ビジネスシーンでは、相手に「助かります」と言われる場合もあります。状況によって適切な返答方法は異なるので、それぞれ把握しておくことが大切です。
感謝を伝えられた場合
上司から「助かる」と言われたときは、こちらも感謝や恐縮の気持ちを伝えるようにしましょう。
- 「お役に立てて光栄です。」
- 「お力になれて幸いです。」
- 「とんでもないことでございます。」
「光栄」には「名誉に思う」、「とんでもない」には「まったくそうではない」という意味があります。上司に対しては感謝を伝えられて当然という態度ではなく、相手を敬う気持ちを忘れないようにしましょう。
依頼された場合
上司から「〜してくれたら助かる」と言われた場合、以下のような返答方法があります。
- 「かしこまりました。」
- 「承知いたしました。
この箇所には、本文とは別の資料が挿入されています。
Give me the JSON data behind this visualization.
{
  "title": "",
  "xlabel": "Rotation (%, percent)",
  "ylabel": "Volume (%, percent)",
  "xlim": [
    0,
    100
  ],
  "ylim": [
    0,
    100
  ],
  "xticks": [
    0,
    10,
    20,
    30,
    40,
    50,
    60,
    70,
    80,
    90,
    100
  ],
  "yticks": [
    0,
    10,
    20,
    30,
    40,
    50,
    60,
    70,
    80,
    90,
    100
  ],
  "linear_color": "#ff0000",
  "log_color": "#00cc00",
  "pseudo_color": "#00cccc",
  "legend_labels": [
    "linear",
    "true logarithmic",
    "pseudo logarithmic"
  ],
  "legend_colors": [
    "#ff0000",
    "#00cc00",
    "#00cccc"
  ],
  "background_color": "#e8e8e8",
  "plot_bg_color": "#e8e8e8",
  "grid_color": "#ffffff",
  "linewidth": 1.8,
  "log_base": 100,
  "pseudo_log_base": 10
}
」
「分かりました」と同じ意味合いを持ち、より丁寧に伝えられます。
一方で、対応が難しい場合は、以下のような表現を使って断りましょう。
- 「大変申し訳ございません。◯日は予定が入っております。」
- 「ご提案ありがとうございます。上長と検討させていただきましたが、対応が難しい状況です。」
断る前にクッション言葉を入れると、丁寧に断ることができます。
上司には「助かります」以外の表現を使おう
「助かります」という表現は、上司に使うと失礼になることがあります。同僚や後輩に使う分には問題ありませんが、上司に対しては基本的に避けた方が無難です。代わりに「幸いです」や「感謝申し上げます」などの表現が適しています。
ただし、状況や相手によって適切な言葉は異なるので、言い換え表現を覚えておくことが大切です。正しい言葉を使うことで、ビジネスにおいて良好な関係を築けるようになります。